Here are just some notes about MySQL high availability (HA) based on practical experiences.

  1. Companies have to grow to the point when they finally understand necessity for HA.
    • It usually means their services for customers get so valuable (usually meaning SLAs fees are so severe) so they finally understand HA means redundancy in system and it means to spend some money “for nothing”.
    • Also it means to go through at least one real disaster situation when people finally can see that magic spell “we have backups” is just an illusion. Because restoring database even only several GB big can mean dozens of minutes or several hours. Which will kill all SLAs with absolute certainty.
  2. Of course people tend to forget bad things so after some time there will be always someone who will ask – why are we spending money for redundant servers/ VM instances? So it is always good idea to document old problems properly to be able to argue with such people.

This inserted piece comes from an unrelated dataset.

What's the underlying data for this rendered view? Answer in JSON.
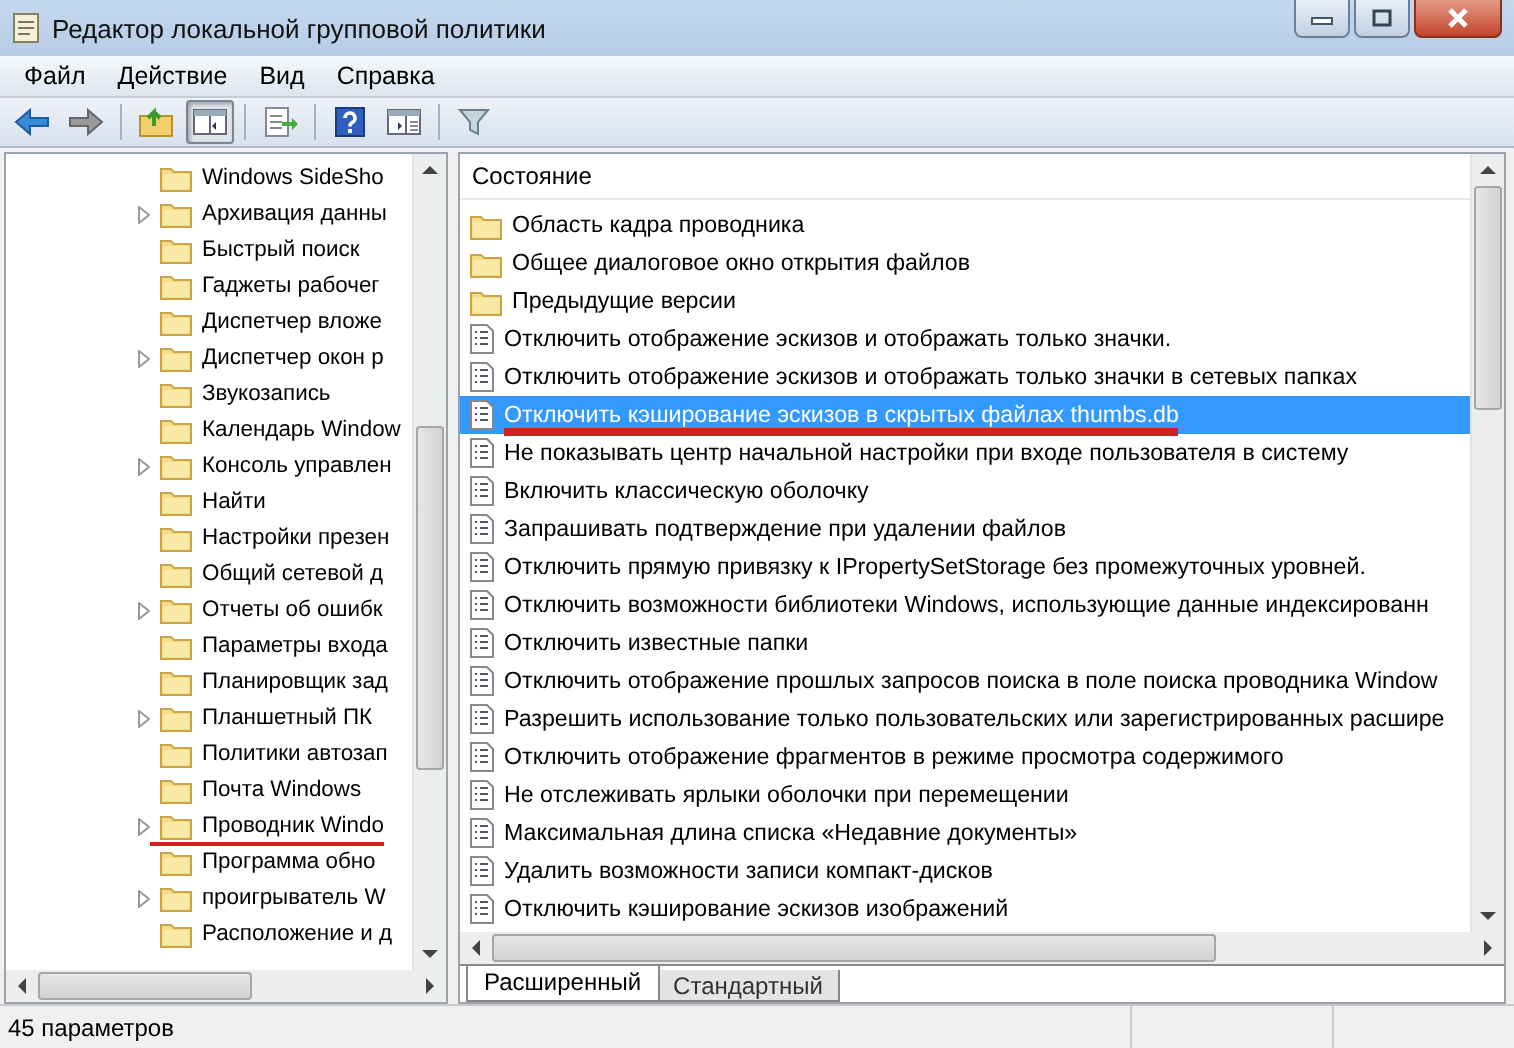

  3. For example if you have MySQL cluster which must be from time to time scaled up to withstand some peaks it is good idea to have some replicas without load available + one special replica which is intended for base backups or cloning (on cloud) in case you need to create more replicas in some reasonable time.
  4. This special replica for backup/ cloning should not be used for other purposes. So you will be able to lock it with read lock or even stop it whenever you need and make backup or clone instance.
  5. Of course if you have no problem to switch master to read_only or stop it any time you need then this special replica is not necessary. But this is most probably not typical scenario…
  6. Replicas should be in read_only mode and you should not use superuser across your applications. Which is usually very often problem….